Son increíbles las proezas de las que fueron testigos los primeros caminos del Ecuador. Alguna vez escuché el relato de cómo llegó un enorme piano de cola a la sierra, atravesando la cordillera de Los Andes. Había sido traído de Europa y desembarcado en el puerto de Guayaquil. Al principio se transportó en vapor, aguas arriba, a través del río Babahoyo y luego, básicamente a lomo de indio. La travesía duró semanas.

Cuenca fue cuna de muchas de estas historias. En la época en la que se construyó el Ferrocarril Trasandino, que une la costa con la sierra del Ecuador, la G&Q, compañía a cargo de completar la obra, se encargó de fundar un pueblo llamado Huigra, en un hermoso cañón esculpido por el río Chanchán. El ferrocarril no pasaba por Cuenca, para variar, la Carretera Nacional tampoco; pero Huigra quedaba relativamente cerca, así que la G&Q abrió un camino de algo más de 2 metros de ancho a petición del Gobierno Nacional. No se engañen tampoco, el viaje a caballo podía tomar días, pero comparado con nada, el lodoso camino se convirtió en una importante vía de comunicación.
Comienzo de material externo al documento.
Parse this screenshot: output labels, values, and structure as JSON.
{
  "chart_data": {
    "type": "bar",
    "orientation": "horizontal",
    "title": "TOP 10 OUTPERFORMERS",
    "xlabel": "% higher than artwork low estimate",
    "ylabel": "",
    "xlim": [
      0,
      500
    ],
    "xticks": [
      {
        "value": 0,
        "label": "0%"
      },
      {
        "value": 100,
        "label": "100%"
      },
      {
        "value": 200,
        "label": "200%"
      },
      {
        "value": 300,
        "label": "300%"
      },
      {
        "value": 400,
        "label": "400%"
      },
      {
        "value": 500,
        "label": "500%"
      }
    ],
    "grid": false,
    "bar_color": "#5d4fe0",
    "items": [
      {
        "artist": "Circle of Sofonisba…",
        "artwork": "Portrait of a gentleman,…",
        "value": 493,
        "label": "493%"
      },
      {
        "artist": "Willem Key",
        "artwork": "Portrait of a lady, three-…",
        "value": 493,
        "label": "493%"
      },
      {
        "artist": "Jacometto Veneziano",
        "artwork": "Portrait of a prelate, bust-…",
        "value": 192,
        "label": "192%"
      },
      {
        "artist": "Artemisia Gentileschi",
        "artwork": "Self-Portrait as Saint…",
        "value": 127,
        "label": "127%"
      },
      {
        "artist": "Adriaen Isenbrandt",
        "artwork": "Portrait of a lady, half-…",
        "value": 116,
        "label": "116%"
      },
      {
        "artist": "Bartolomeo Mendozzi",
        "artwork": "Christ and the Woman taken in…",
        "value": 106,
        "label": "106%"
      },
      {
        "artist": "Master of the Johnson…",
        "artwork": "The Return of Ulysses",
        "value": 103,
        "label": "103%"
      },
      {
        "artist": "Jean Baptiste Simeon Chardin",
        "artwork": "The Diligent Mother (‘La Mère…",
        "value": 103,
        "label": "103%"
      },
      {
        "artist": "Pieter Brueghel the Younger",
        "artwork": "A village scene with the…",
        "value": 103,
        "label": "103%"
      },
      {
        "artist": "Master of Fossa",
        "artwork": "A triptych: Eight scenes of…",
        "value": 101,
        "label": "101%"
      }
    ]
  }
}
Este camino se llamaba Camino al Tambo, pues ese era el nombre de la pequeña población a la que se llegaba. Del Tambo a Cuenca había un camino pre-existente.

Dicho caminito maltrecho y peligroso sirvió de vía de intercambio comercial (y ruta de viajeros) entre Cuenca y la Costa ecuatoriana. Su importancia fue tal, a pesar de lo difícil de la travesía, que en el pequeño poblado de Huigra se instalaron decenas de agencias de consignación de mercadería, que recibían sus encomiendas de Guayaquil a través del ferrocarril y de allí las embarcaban en mulas u otros animales rumbo a Cuenca. Tantas agencias hubo, que formaron un barrio entero al inicio del polvoriento camino, hoy llamado “Barrio Azuay”. Azuay es la provincia donde se encuentra Cuenca.
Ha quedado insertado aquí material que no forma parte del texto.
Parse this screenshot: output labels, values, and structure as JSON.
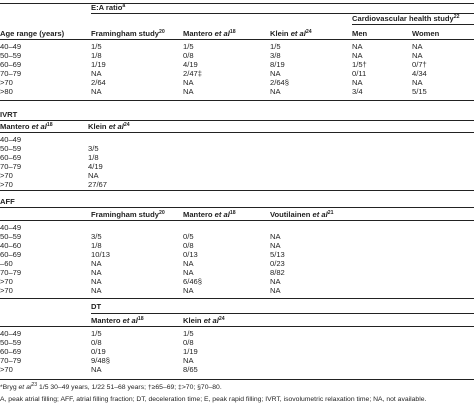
{
  "age_header": "Age range (years)",
  "ea": {
    "title": "E:A ratio",
    "title_sup": "a",
    "studies": [
      {
        "name": "Framingham study",
        "sup": "20",
        "italic_part": ""
      },
      {
        "name": "Mantero ",
        "sup": "18",
        "italic_part": "et al"
      },
      {
        "name": "Klein ",
        "sup": "24",
        "italic_part": "et al"
      }
    ],
    "chs": {
      "name": "Cardiovascular health study",
      "sup": "22",
      "men": "Men",
      "women": "Women"
    },
    "rows": [
      {
        "age": "40–49",
        "v": [
          "1/5",
          "1/5",
          "1/5",
          "NA",
          "NA"
        ]
      },
      {
        "age": "50–59",
        "v": [
          "1/8",
          "0/8",
          "3/8",
          "NA",
          "NA"
        ]
      },
      {
        "age": "60–69",
        "v": [
          "1/19",
          "4/19",
          "8/19",
          "1/5†",
          "0/7†"
        ]
      },
      {
        "age": "70–79",
        "v": [
          "NA",
          "2/47‡",
          "NA",
          "0/11",
          "4/34"
        ]
      },
      {
        "age": ">70",
        "v": [
          "2/64",
          "NA",
          "2/64§",
          "NA",
          "NA"
        ]
      },
      {
        "age": ">80",
        "v": [
          "NA",
          "NA",
          "NA",
          "3/4",
          "5/15"
        ]
      }
    ]
  },
  "ivrt": {
    "title": "IVRT",
    "studies": [
      {
        "name": "Mantero ",
        "sup": "18",
        "italic_part": "et al"
      },
      {
        "name": "Klein ",
        "sup": "24",
        "italic_part": "et al"
      }
    ],
    "rows": [
      {
        "age": "40–49",
        "v": [
          "",
          ""
        ]
      },
      {
        "age": "50–59",
        "v": [
          "4/5",
          "3/5"
        ]
      },
      {
        "age": "60–69",
        "v": [
          "1/8",
          "1/8"
        ]
      },
      {
        "age": "70–79",
        "v": [
          "1/19",
          "4/19"
        ]
      },
      {
        "age": ">70",
        "v": [
          "20/51§",
          "NA"
        ]
      },
      {
        "age": ">70",
        "v": [
          "NA",
          "27/67"
        ]
      }
    ]
  },
  "aff": {
    "title": "AFF",
    "studies": [
      {
        "name": "Framingham study",
        "sup": "20",
        "italic_part": ""
      },
      {
        "name": "Mantero ",
        "sup": "18",
        "italic_part": "et al"
      },
      {
        "name": "Voutilainen ",
        "sup": "21",
        "italic_part": "et al"
      }
    ],
    "rows": [
      {
        "age": "40–49",
        "v": [
          "",
          "",
          ""
        ]
      },
      {
        "age": "50–59",
        "v": [
          "3/5",
          "0/5",
          "NA"
        ]
      },
      {
        "age": "40–60",
        "v": [
          "1/8",
          "0/8",
          "NA"
        ]
      },
      {
        "age": "60–69",
        "v": [
          "10/13",
          "0/13",
          "5/13"
        ]
      },
      {
        "age": "–60",
        "v": [
          "NA",
          "NA",
          "0/23"
        ]
      },
      {
        "age": "70–79",
        "v": [
          "NA",
          "NA",
          "8/82"
        ]
      },
      {
        "age": ">70",
        "v": [
          "NA",
          "6/46§",
          "NA"
        ]
      },
      {
        "age": ">70",
        "v": [
          "NA",
          "NA",
          "NA"
        ]
      }
    ]
  },
  "dt": {
    "title": "DT",
    "studies": [
      {
        "name": "Mantero ",
        "sup": "18",
        "italic_part": "et al"
      },
      {
        "name": "Klein ",
        "sup": "24",
        "italic_part": "et al"
      }
    ],
    "rows": [
      {
        "age": "40–49",
        "v": [
          "1/5",
          "1/5"
        ]
      },
      {
        "age": "50–59",
        "v": [
          "0/8",
          "0/8"
        ]
      },
      {
        "age": "60–69",
        "v": [
          "0/19",
          "1/19"
        ]
      },
      {
        "age": "70–79",
        "v": [
          "9/48§",
          "NA"
        ]
      },
      {
        "age": ">70",
        "v": [
          "NA",
          "8/65"
        ]
      }
    ]
  },
  "footnotes": {
    "line1_prefix": "*Bryg ",
    "line1_italic": "et al",
    "line1_sup": "23",
    "line1_text": " 1/5 30–49 years, 1/22 51–68 years; †≥65–69; ‡>70; §70–80.",
    "line2": "A, peak atrial filling; AFF, atrial filling fraction; DT, deceleration time; E, peak rapid filling; IVRT, isovolumetric relaxation time; NA, not available."
  }
}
Las peligrosas travesías eran encomendadas a una tribu descendiente de los incas, con reputación de ser los más diestros para sortear los peligros de las montañas. Los llamaban indios guanderos, pues llevaban en sus espaldas una especie de pequeña cama de madera que llamaban “guando”. Allí ponían las encomiendas.

Pero la misión más importante jamás encomendada a los guanderos fue digna de una película. Cuenca quería solucionar sus problemas de electricidad con una planta hidroeléctrica y el único modo de transportarla era por el Camino al Tambo. Se cuenta que 3 mil indios guanderos fueron reclutados para este fin, en una de las empresas más asombrosas jamás vistas en esos altos de montaña. Se utilizó todo recurso disponible, las haciendas aledañas pusieron a disposición todo su ganado, para usar la fuerza de sus toros para arrastrar la pesada maquinaria.
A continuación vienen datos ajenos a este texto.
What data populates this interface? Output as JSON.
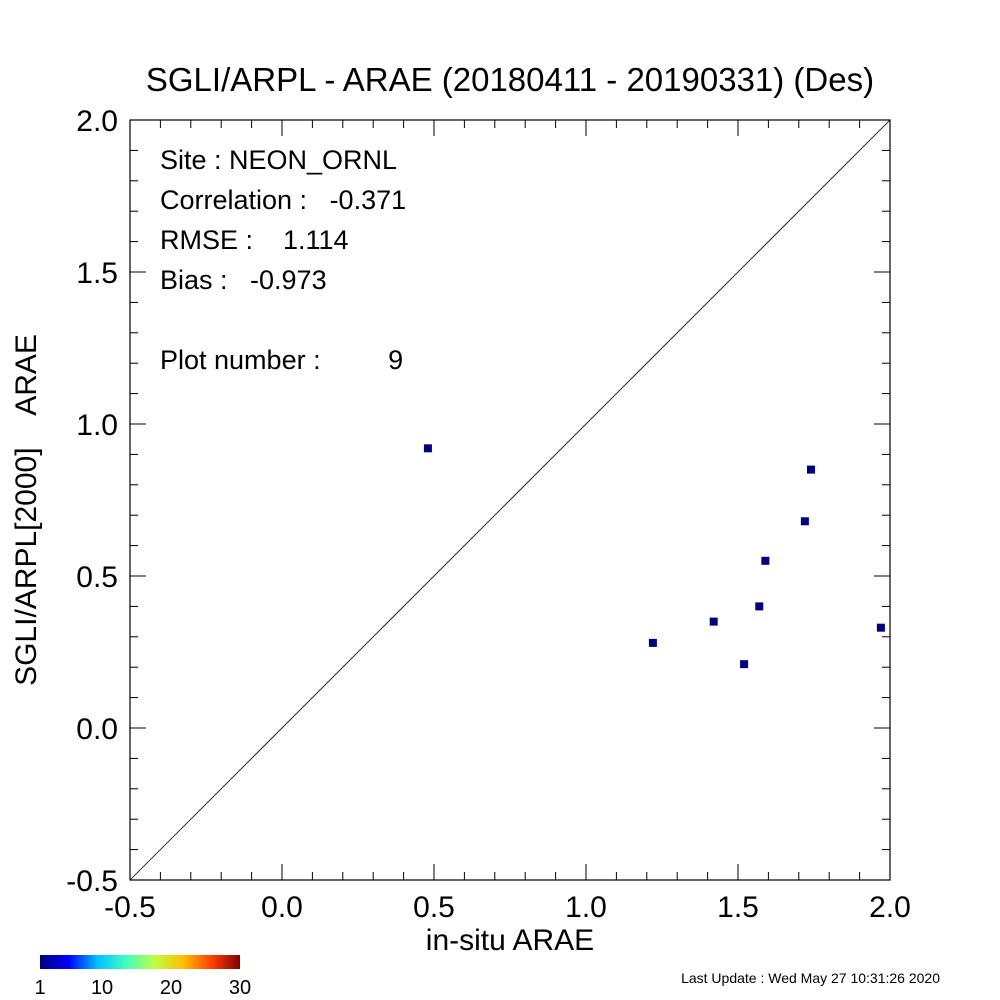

Muchos indios murieron en las montañas: unos de cansancio, otros cayeron de las paredes rocosas o aplastados por el enorme peso de las turbinas y algunos perecieron de enfermedades contraídas en la aventura; pero asombrosamente lograron llegar un día de Julio de 1914 y fue así que Cuenca tuvo su anhelada “luz eléctrica”.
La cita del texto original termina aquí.